Из черноты провала между хлевом и углом «Развеселого рудокопа» вывалилась широкоплечая фигура в кольчуге и круглом шлеме. Левой рукой вояка сжимал пузатую бутылку, на ходу прикладывая горлышко к заячьей губе, а правой волочил за косу младшую дочку Харда — четырнадцатилетнюю Гелку.
— В сене зарылась, изменничье семя! Думала — не найдем!
За ним, путаясь в изодранной юбке, ползла по снегу Хардова хозяйка. Она выла на одной ноте, утробно и страшно.

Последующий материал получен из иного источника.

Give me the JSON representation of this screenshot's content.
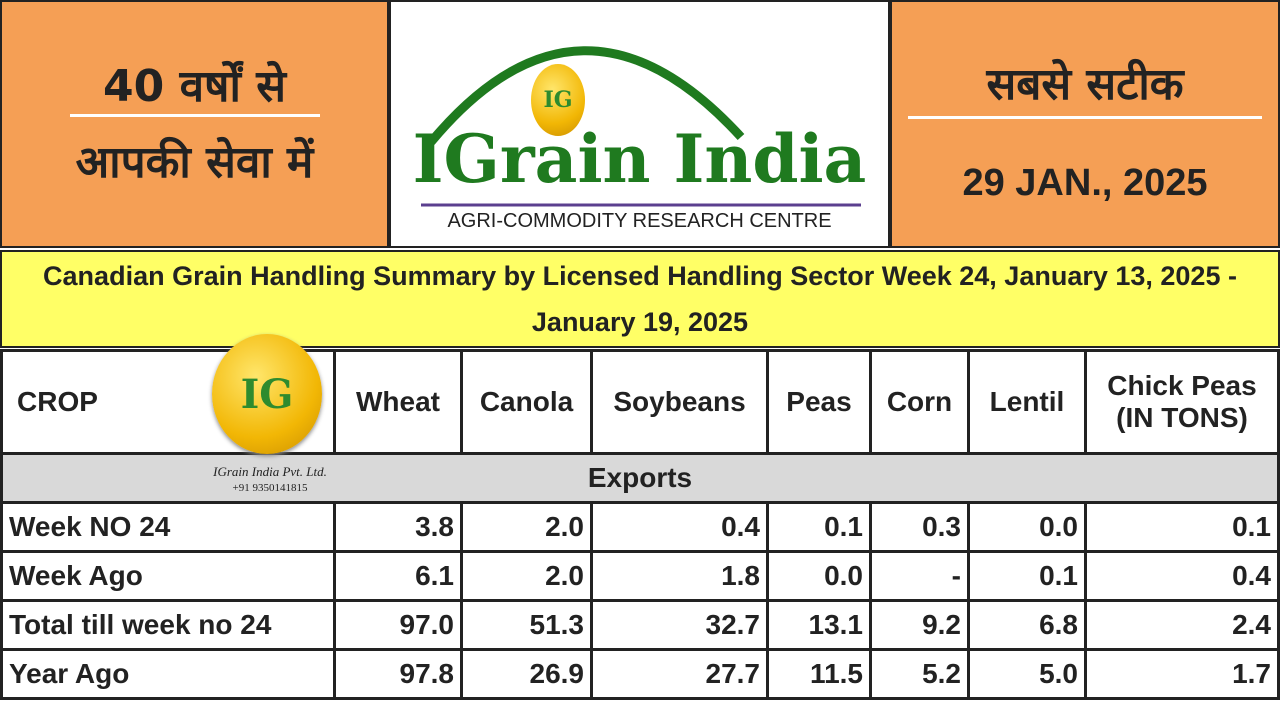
{
  "header": {
    "left": {
      "line1": "40 वर्षों से",
      "line2": "आपकी सेवा में"
    },
    "logo": {
      "mark": "IG",
      "title": "IGrain India",
      "subtitle": "AGRI-COMMODITY RESEARCH CENTRE"
    },
    "right": {
      "tagline": "सबसे सटीक",
      "date": "29 JAN., 2025"
    }
  },
  "table": {
    "title": "Canadian Grain Handling Summary by Licensed Handling Sector Week 24, January 13, 2025 - January 19, 2025",
    "columns": [
      "CROP",
      "Wheat",
      "Canola",
      "Soybeans",
      "Peas",
      "Corn",
      "Lentil",
      "Chick Peas (IN TONS)"
    ],
    "section": "Exports",
    "rows": [
      [
        "Week NO 24",
        "3.8",
        "2.0",
        "0.4",
        "0.1",
        "0.3",
        "0.0",
        "0.1"
      ],
      [
        "Week Ago",
        "6.1",
        "2.0",
        "1.8",
        "0.0",
        "-",
        "0.1",
        "0.4"
      ],
      [
        "Total till week no 24",
        "97.0",
        "51.3",
        "32.7",
        "13.1",
        "9.2",
        "6.8",
        "2.4"
      ],
      [
        "Year Ago",
        "97.8",
        "26.9",
        "27.7",
        "11.5",
        "5.2",
        "5.0",
        "1.7"
      ]
    ]
  },
  "watermark": {
    "mark": "IG",
    "company": "IGrain India Pvt. Ltd.",
    "phone": "+91 9350141815"
  }
}
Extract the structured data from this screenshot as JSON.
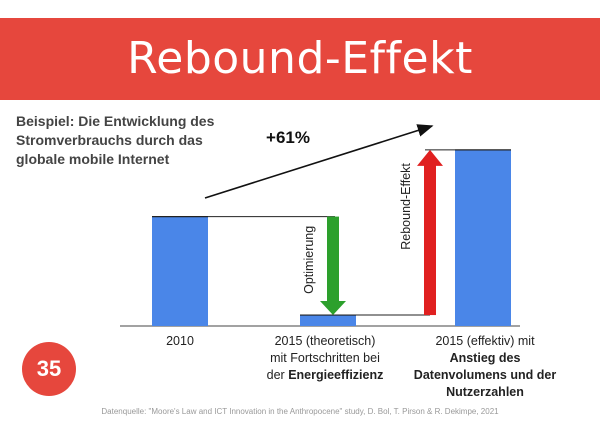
{
  "title": "Rebound-Effekt",
  "subtitle_lines": [
    "Beispiel: Die Entwicklung des",
    "Stromverbrauchs durch das",
    "globale mobile Internet"
  ],
  "badge_number": "35",
  "source": "Datenquelle: \"Moore's Law and ICT Innovation in the Anthropocene\" study, D. Bol, T. Pirson & R. Dekimpe, 2021",
  "colors": {
    "accent_red": "#e6473d",
    "bar_blue": "#4a86e8",
    "arrow_green": "#2ca02c",
    "arrow_red": "#e02020"
  },
  "chart_data": {
    "type": "bar",
    "categories": [
      "2010",
      "2015 (theoretisch) mit Fortschritten bei der Energieeffizienz",
      "2015 (effektiv) mit Anstieg des Datenvolumens und der Nutzerzahlen"
    ],
    "values": [
      100,
      10,
      161
    ],
    "category_labels": [
      {
        "lines": [
          "2010"
        ],
        "bold_from": 1
      },
      {
        "lines": [
          "2015 (theoretisch)",
          "mit Fortschritten bei",
          "der "
        ],
        "bold_tail": "Energieeffizienz"
      },
      {
        "lines": [
          "2015 (effektiv) mit"
        ],
        "bold_lines": [
          "Anstieg des",
          "Datenvolumens und der",
          "Nutzerzahlen"
        ]
      }
    ],
    "annotations": {
      "growth": "+61%",
      "optimization": "Optimierung",
      "rebound": "Rebound-Effekt"
    },
    "ylim": [
      0,
      170
    ],
    "grid": false,
    "axes_visible": false
  }
}
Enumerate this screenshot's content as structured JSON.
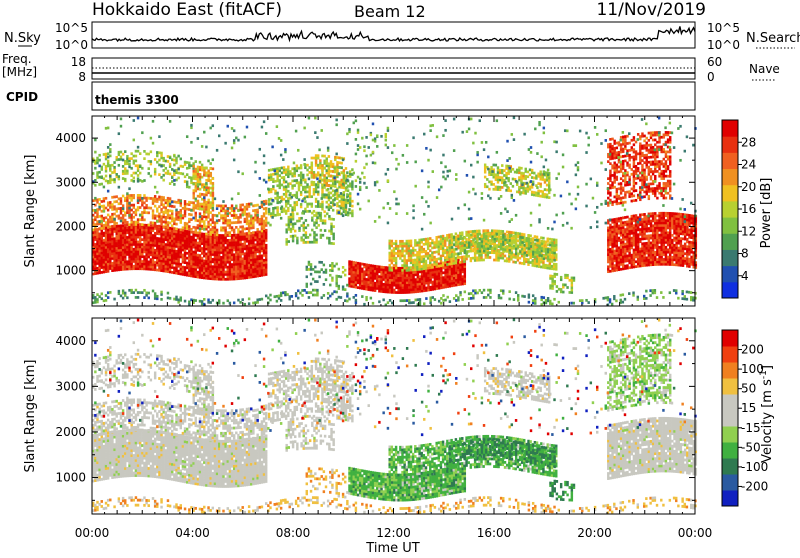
{
  "header": {
    "title": "Hokkaido East (fitACF)",
    "beam": "Beam 12",
    "date": "11/Nov/2019"
  },
  "noise_panel": {
    "left_label": "N.Sky",
    "right_label": "N.Search",
    "ticks": [
      "10^5",
      "10^0"
    ],
    "right_ticks": [
      "10^5",
      "10^0"
    ]
  },
  "freq_panel": {
    "left_label_line1": "Freq.",
    "left_label_line2": "[MHz]",
    "left_ticks": [
      "18",
      "8"
    ],
    "right_ticks": [
      "60",
      "0"
    ],
    "right_label": "Nave"
  },
  "cpid_panel": {
    "label": "CPID",
    "program": "themis 3300"
  },
  "x_axis": {
    "label": "Time UT",
    "ticks": [
      "00:00",
      "04:00",
      "08:00",
      "12:00",
      "16:00",
      "20:00",
      "00:00"
    ]
  },
  "chart_data": [
    {
      "type": "heatmap",
      "name": "power",
      "ylabel": "Slant Range [km]",
      "yticks": [
        "1000",
        "2000",
        "3000",
        "4000"
      ],
      "ylim": [
        200,
        4500
      ],
      "xlim_hours": [
        0,
        24
      ],
      "colorbar_label": "Power [dB]",
      "colorbar_ticks": [
        "4",
        "8",
        "12",
        "16",
        "20",
        "24",
        "28"
      ],
      "colorbar_colors": [
        "#1030e0",
        "#2050b0",
        "#3a7a70",
        "#50a050",
        "#80c040",
        "#b8d030",
        "#f0c020",
        "#f09020",
        "#f06020",
        "#e83010",
        "#e00000"
      ]
    },
    {
      "type": "heatmap",
      "name": "velocity",
      "ylabel": "Slant Range [km]",
      "yticks": [
        "1000",
        "2000",
        "3000",
        "4000"
      ],
      "ylim": [
        200,
        4500
      ],
      "xlim_hours": [
        0,
        24
      ],
      "colorbar_label": "Velocity [m s",
      "colorbar_label_sup": "-1",
      "colorbar_label_end": "]",
      "colorbar_ticks": [
        "200",
        "100",
        "50",
        "15",
        "-15",
        "-50",
        "-100",
        "-200"
      ],
      "colorbar_colors": [
        "#1020c0",
        "#2a5aa0",
        "#2f7a50",
        "#40b040",
        "#90d050",
        "#c8c8c0",
        "#c8c8c0",
        "#f0c040",
        "#f08020",
        "#f04010",
        "#e00000"
      ]
    }
  ]
}
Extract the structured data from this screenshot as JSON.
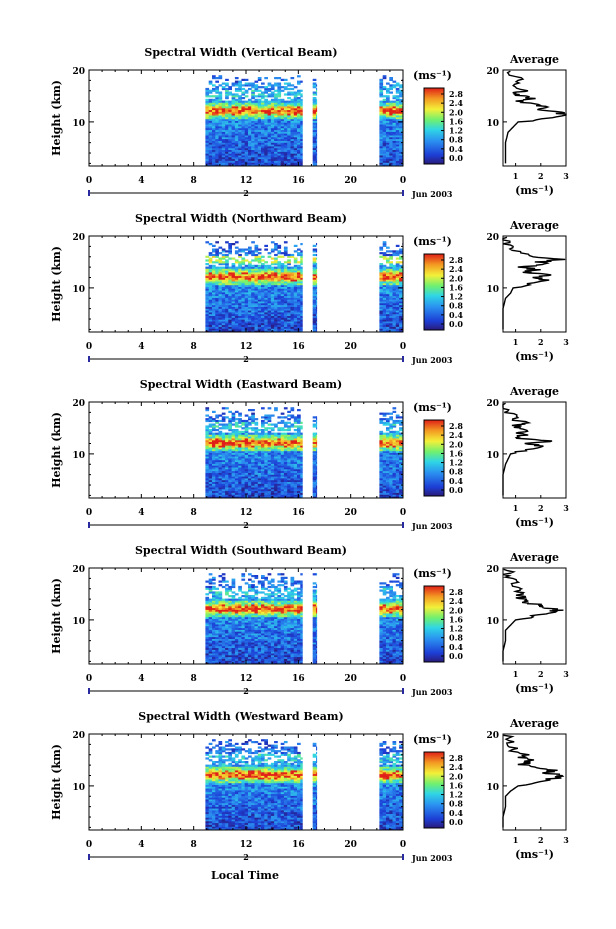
{
  "panels": [
    {
      "title": "Spectral Width (Vertical Beam)"
    },
    {
      "title": "Spectral Width (Northward Beam)"
    },
    {
      "title": "Spectral Width (Eastward Beam)"
    },
    {
      "title": "Spectral Width (Southward Beam)"
    },
    {
      "title": "Spectral Width (Westward Beam)"
    }
  ],
  "common": {
    "ylabel": "Height (km)",
    "unit_label": "(ms⁻¹)",
    "avg_title": "Average",
    "avg_xlabel": "(ms⁻¹)",
    "date_label": "Jun 2003",
    "day_label": "2",
    "xlabel": "Local Time",
    "colorbar_ticks": [
      "0.0",
      "0.4",
      "0.8",
      "1.2",
      "1.6",
      "2.0",
      "2.4",
      "2.8"
    ],
    "time_ticks": [
      "0",
      "4",
      "8",
      "12",
      "16",
      "20",
      "0"
    ],
    "height_ticks": [
      "10",
      "20"
    ]
  },
  "chart_data": {
    "type": "heatmap",
    "x_range": [
      0,
      24
    ],
    "y_range": [
      1.5,
      20
    ],
    "color_range": [
      0,
      3.0
    ],
    "data_time_segments": [
      [
        8.9,
        16.3
      ],
      [
        17.1,
        17.4
      ],
      [
        22.2,
        24.0
      ]
    ],
    "average_profile": {
      "type": "line",
      "height_km": [
        2,
        4,
        6,
        8,
        9,
        10,
        10.8,
        11.5,
        12,
        12.5,
        13,
        13.5,
        14,
        14.5,
        15,
        15.5,
        16,
        17,
        18,
        19,
        20
      ],
      "width_per_panel": [
        [
          0.6,
          0.6,
          0.6,
          0.7,
          0.9,
          1.1,
          2.5,
          2.9,
          2.6,
          1.8,
          2.2,
          1.5,
          1.2,
          1.6,
          1.2,
          1.0,
          1.4,
          0.9,
          1.2,
          0.8,
          0.7
        ],
        [
          0.5,
          0.5,
          0.5,
          0.6,
          0.8,
          0.9,
          1.5,
          2.1,
          1.7,
          2.6,
          1.4,
          1.8,
          1.3,
          2.2,
          2.0,
          2.9,
          1.6,
          1.0,
          0.8,
          0.6,
          0.6
        ],
        [
          0.5,
          0.5,
          0.5,
          0.6,
          0.7,
          0.8,
          1.5,
          2.0,
          1.5,
          2.4,
          1.2,
          1.3,
          1.1,
          1.5,
          1.2,
          1.0,
          1.3,
          0.9,
          0.8,
          0.6,
          0.6
        ],
        [
          0.5,
          0.5,
          0.6,
          0.6,
          0.8,
          1.0,
          1.8,
          2.5,
          2.7,
          2.0,
          1.8,
          1.3,
          1.2,
          1.3,
          1.1,
          1.0,
          1.2,
          0.9,
          0.8,
          0.7,
          0.6
        ],
        [
          0.5,
          0.5,
          0.6,
          0.6,
          0.8,
          1.1,
          1.8,
          2.6,
          2.9,
          2.2,
          2.5,
          1.6,
          1.3,
          1.4,
          1.7,
          1.1,
          1.3,
          0.9,
          0.8,
          0.7,
          0.6
        ]
      ],
      "x_ticks_first": [
        "1",
        "2",
        "3"
      ],
      "x_ticks_rest": [
        "1",
        "2",
        "3"
      ],
      "x_range": [
        0.5,
        3.0
      ]
    }
  }
}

Совершенно безумные глаза белели на покрытом кровоподтеками лице.
— Заткни пасть! — Выскочивший сбоку Воробей ударом отбросил ее в сторону, подбежал, хрястнул, громко выдыхая, башмаком в живот. Потом еще и еще раз.
— Бежать, бежать, — как молитву повторял Карапуз, и я готов был ему вторить.
— Поздно, — раздался вдруг негромкий, глуховатый голос Сотника. — Не убежать…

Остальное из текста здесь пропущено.